There’s much more at the link, and every word is worth reading. The mental consequences of the gutting of our societies by governments and the financial industry does not get nearly enough scrutiny. We act, or politicians and media do, as if millions of people losing their jobs, and over half of young people in certain nations never having had a chance of a job, is just a matter of numbers, of mere statistics.
And then all sorts of ‘experts’ claim it’s all just the price to pay for technological progress, that will make everything so much better for everyone some sunny day soon. But that sunny say will never come, the techno happy ideal version of the future has already died with the debt incurred to facilitate it. We need to take a step backwards, or we’ll continue to drive backwards. Or be driven, to be more precise, since we’ve handed over the steering wheel to people who have no intention of taking us where we want to, and should, go. They are only intent on taking us where they can squeeze us most.
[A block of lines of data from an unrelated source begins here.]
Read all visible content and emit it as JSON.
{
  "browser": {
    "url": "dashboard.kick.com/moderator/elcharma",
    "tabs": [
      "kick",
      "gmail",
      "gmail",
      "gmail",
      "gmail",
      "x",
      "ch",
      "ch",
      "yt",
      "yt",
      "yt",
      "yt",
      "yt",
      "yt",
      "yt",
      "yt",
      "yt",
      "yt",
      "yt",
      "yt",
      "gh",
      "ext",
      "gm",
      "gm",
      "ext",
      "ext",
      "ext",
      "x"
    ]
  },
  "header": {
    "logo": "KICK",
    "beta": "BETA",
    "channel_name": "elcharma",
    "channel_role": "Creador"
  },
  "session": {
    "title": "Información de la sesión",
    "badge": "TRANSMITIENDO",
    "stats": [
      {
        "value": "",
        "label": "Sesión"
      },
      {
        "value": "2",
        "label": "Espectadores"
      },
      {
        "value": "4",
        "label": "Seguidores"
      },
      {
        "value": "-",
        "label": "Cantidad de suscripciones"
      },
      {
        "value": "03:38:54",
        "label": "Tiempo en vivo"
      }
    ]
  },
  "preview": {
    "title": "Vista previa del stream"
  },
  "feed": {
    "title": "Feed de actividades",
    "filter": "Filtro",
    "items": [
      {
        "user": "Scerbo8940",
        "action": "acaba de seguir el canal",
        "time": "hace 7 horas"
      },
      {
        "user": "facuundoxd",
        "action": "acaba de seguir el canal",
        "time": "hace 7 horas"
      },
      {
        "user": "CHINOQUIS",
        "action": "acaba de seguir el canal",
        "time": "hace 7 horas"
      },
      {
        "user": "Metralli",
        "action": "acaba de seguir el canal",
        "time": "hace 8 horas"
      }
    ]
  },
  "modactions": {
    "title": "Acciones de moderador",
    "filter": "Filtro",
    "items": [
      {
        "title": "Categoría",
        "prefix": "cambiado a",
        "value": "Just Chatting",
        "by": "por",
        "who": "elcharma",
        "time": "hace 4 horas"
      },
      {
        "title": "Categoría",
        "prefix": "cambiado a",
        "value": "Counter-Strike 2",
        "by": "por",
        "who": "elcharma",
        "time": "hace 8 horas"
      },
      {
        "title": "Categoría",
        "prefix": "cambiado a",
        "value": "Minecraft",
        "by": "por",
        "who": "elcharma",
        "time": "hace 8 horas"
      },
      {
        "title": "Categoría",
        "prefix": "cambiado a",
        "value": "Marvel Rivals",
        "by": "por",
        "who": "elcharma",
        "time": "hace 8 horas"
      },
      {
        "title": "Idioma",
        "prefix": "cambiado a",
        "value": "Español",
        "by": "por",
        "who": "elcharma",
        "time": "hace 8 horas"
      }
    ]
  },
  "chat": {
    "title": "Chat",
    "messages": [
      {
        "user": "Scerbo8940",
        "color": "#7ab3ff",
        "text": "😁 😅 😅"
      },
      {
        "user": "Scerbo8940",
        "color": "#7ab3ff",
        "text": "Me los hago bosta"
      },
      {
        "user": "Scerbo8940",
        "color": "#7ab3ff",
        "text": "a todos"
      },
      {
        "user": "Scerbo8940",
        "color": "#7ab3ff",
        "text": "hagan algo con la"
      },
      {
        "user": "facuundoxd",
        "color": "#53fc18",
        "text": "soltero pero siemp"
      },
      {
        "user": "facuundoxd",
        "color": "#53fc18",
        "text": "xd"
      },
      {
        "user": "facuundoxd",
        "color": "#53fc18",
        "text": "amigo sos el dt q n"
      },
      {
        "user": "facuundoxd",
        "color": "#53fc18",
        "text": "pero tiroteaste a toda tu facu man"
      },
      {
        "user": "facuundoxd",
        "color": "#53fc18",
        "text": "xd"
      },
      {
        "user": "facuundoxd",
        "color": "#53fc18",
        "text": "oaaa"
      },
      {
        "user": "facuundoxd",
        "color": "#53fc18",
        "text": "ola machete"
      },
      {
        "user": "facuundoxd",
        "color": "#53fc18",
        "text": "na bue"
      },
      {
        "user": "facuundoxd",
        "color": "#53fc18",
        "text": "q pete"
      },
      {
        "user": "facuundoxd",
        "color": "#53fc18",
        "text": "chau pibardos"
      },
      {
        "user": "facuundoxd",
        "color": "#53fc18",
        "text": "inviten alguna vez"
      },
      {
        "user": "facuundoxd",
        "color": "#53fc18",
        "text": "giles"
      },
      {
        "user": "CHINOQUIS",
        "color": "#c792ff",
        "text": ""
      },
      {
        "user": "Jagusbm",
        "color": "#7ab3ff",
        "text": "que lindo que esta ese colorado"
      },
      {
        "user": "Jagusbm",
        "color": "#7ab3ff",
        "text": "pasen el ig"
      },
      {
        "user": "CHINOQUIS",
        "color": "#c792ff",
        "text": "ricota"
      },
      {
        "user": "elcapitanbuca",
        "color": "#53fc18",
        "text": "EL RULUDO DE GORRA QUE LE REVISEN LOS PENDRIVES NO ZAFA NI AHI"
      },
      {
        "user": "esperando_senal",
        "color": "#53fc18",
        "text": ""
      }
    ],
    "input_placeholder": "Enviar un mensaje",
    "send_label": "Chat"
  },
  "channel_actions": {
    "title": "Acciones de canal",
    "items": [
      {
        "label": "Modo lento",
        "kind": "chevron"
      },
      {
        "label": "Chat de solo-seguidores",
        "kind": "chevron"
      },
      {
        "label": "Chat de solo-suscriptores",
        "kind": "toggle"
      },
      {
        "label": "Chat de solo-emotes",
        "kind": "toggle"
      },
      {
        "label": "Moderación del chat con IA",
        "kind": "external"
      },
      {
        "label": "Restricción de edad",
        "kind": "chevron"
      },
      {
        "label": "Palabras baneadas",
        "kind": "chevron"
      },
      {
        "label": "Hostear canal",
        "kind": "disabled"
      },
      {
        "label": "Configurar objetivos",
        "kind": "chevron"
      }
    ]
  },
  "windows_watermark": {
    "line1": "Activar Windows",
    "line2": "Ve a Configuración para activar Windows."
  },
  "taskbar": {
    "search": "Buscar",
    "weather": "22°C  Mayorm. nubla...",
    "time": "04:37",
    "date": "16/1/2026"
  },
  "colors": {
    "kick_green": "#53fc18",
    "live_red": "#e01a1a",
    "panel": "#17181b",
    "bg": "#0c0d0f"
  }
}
Thing is, there’s precious little left to squeeze. And they know that much better than most of us do. That’s why it’s imperative that we should get rid of these clowns, or there’ll be a whole lot more trauma. We can organize our societies, and we can even organize ways to downscale them peacefully . But not with those at the helm who see us only as mere entities to draw blood from.
We need to be a whole lot more assertive about this; we shouldn’t want to be surrounded by traumatized friends and family members and neighbors There’s nothing good for us in that. It’ll be used against us in increased surveillance and clampdowns and all that comes with it.
We can have good jobs for everyone, all it takes is to have what we need, produced in our own communities and societies, instead of having it shipped over from China. It’s not rocket science. It’s just that there’s a certain segment in society, which unfortunately happens to be the most powerful one, that doesn’t want us to do that. They want more and bigger, not smaller and better.
Until we solve that issue, things will keep getting worse. And not just a little bit. We need to find leaders that actually represent us, our needs and desires and ideas, and we need to find ways to elect them. If we don’t, we face a very bleak future in which there won’t be much left for us to choose. Or enjoy. We live in a pivotal moment in time, but we don’t recognize it for what it is. We seem to think it’s all some minor hiccup. We are dead wrong.